The 21st-century enterprise is starting to take shape. The enterprise will be agile, it will be virtual, it will be resilient. Being agile, the enterprise will pursue business and market opportunities with grace, speed and nimbleness. Being virtual, it will have people working seamlessly across time zones, distances, organisations and business boundaries. Being resilient, it will rebound and adjust easily after misfortune, shock or massive change.
Is the notion of business resilience new? No. What is new is the concept of deliberately designing resilience into organisations — that is, of injecting resilience, security, safety and protection into dispersed and far-flung organisations so that they can bounce back from any kind of setback, whether a natural disaster, a hostile economic change, a competitive onslaught, cyber-espionage or a terrorist attack. Business resilience gained new urgency in September 2001, when a downward-spiralling world economy and the debilitating after-effects of Sept. 11's terrorist attacks severely set back global business, industries and consumer confidence. Chairmen and CEOs were shaken: Could disaster strike their businesses? Would they recover from a massive shock? How should they safeguard their systems, their assets, their people, their sites? How resilient are they? How resilient do they need to be?
Introducing the Resilient Virtual Organisation
Business resilience emerges through business, corporate and IT leaders deliberately working together across geographical, functional, business and decision-making boundaries to build an organisation that rebounds, adjusts quickly and resumes operations. Getting to that level of coordination, however, is a challenge, one that cannot be avoided. In this special report, Gartner tackles the issue of business resilience head-on by introducing a blueprint for what we call the resilient virtual organisation (RVO). The RVO — representing the intersection of resilience and virtual operations — is a business and organisational model that intentionally designs resilience into its business operations, security mechanisms, people selection, workplace development, communications networks, architecture, security measures, learning, collaboration, site selection, vendor evaluation and trading partner relationships. What's more, the RVO secures and protects virtually distributed operations, which typically lend agility to an organisation while simultaneously introducing new risks and points of vulnerability.
Simply put, the RVO is:
— Characterised by dispersed people, knowledge, systems and workspaces — Electronically integrated across employees, partners, buyers, suppliers, external sources and communities — Deliberately designed to adjust quickly to misfortune, shock or major change — Operating at full-speed, even in the face of adversity and caution
In developing the blueprint for the RVO, two conclusions emerged:
Business resilience requires risk analysis, investment and a supporting environment. Resilience can be sought in many areas and delivered in many forms. Enterprises must choose what they want to be resilient against — for instance, labour market fluctuations, loss of data in portable computers, destruction of buildings and systems, loss of executive leaders — and then aim their investment in resilience at those areas and practices that will yield the greatest value and protection. Determining where and how to invest in resilience involves several questions: How much would a given event cost in terms of business disruption, lost opportunities and loss of people or property? How likely is the event to occur? How much money will the business have to spend to protect itself against the event? Is the investment appropriate? Make no mistake, however. The risk management questions only provide guidelines for investment; they do not generate organisational resilience. Organisational resilience comes from preparation, culture, leadership, learning, trust and quality of people. Enterprises must choose why, where and when to invest time, money and energy into resilience, then back up those decisions with people, systems and settings that reinforce success.

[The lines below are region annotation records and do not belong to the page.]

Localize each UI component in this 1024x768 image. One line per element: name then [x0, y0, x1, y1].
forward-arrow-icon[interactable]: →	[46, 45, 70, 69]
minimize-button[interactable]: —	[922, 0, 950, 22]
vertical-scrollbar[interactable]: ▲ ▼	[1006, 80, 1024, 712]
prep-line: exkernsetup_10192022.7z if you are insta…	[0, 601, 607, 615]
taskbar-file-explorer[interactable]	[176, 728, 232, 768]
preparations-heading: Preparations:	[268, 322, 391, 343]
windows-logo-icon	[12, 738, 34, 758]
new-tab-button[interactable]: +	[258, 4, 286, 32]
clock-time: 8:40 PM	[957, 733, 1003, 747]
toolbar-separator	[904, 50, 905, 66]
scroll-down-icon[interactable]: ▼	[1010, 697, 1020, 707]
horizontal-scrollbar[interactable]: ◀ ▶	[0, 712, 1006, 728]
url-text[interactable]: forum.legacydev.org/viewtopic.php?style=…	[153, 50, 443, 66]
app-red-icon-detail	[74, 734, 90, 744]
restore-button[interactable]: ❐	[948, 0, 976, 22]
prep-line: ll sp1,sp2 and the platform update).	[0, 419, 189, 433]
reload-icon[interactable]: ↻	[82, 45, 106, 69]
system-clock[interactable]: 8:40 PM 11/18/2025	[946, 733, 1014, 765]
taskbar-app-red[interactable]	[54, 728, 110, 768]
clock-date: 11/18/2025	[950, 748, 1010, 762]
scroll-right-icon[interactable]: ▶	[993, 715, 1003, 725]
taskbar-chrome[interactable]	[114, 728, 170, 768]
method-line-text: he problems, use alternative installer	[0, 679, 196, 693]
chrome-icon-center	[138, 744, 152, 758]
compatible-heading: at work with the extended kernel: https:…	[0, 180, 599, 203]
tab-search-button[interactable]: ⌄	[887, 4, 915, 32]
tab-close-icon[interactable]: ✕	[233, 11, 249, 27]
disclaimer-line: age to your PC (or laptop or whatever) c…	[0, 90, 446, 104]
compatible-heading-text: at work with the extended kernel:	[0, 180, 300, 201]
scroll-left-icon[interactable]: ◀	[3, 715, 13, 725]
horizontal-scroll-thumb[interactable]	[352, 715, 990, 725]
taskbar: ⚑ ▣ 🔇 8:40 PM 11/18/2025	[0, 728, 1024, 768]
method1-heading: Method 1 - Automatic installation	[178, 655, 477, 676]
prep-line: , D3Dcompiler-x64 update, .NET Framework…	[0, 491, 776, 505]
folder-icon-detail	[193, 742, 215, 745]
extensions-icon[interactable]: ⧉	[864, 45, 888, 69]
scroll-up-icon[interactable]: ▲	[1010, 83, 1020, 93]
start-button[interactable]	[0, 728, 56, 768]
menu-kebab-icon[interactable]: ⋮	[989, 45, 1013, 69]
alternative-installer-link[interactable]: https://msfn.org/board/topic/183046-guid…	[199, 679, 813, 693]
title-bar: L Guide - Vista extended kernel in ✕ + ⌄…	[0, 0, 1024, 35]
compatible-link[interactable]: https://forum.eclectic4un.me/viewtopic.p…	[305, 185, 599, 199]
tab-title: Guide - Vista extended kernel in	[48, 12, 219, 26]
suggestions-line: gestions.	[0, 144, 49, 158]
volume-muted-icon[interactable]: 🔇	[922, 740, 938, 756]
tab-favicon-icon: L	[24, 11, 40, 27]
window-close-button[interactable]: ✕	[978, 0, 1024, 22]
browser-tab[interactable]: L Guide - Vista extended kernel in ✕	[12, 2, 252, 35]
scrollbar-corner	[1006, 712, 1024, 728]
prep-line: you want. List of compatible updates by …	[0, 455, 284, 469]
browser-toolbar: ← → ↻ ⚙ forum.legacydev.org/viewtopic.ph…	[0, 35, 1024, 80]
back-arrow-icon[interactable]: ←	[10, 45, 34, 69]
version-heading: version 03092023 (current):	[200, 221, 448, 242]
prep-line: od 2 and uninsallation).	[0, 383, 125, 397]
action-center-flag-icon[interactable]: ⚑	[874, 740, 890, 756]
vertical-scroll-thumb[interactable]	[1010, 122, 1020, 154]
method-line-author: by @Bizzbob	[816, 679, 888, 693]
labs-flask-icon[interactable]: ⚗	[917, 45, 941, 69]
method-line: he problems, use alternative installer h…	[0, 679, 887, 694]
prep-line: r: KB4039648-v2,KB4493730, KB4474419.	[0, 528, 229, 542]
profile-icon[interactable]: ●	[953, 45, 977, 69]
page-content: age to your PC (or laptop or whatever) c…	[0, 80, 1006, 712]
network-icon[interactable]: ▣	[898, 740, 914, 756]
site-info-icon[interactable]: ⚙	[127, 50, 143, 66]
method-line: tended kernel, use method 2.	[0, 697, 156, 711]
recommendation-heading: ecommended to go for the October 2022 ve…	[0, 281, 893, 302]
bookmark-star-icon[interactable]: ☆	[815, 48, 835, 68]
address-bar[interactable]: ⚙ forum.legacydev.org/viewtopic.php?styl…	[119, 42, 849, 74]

Virtual business and virtual work require vigilant attention to resilience. Virtual modes of business, operations and work are taking hold far more quickly than senior executives might admit. Many enterprises become virtual without warning: People receive laptops, and suddenly they begin working from homes, hotels and conferences. Businesses expand into other states or countries, and suddenly hundreds of people are developing, discussing and completing their work through e-mail, telephones, Web sites, collaboration tools and videoconferencing. Businesses strike a deal with buyers and suppliers, and suddenly unauthorised people may peer into crucial data. In distributed business operations and virtual work arrangements — in which the traditional advantages of proximity, face-to-face interaction and clear identification are lacking — resilience becomes a critical requirement. Why? Because in virtual environments, so many potential sources of risk lie outside the control and sight of senior executives. Designing business resilience into virtual businesses and virtual work is not an optional exercise. It is a business imperative.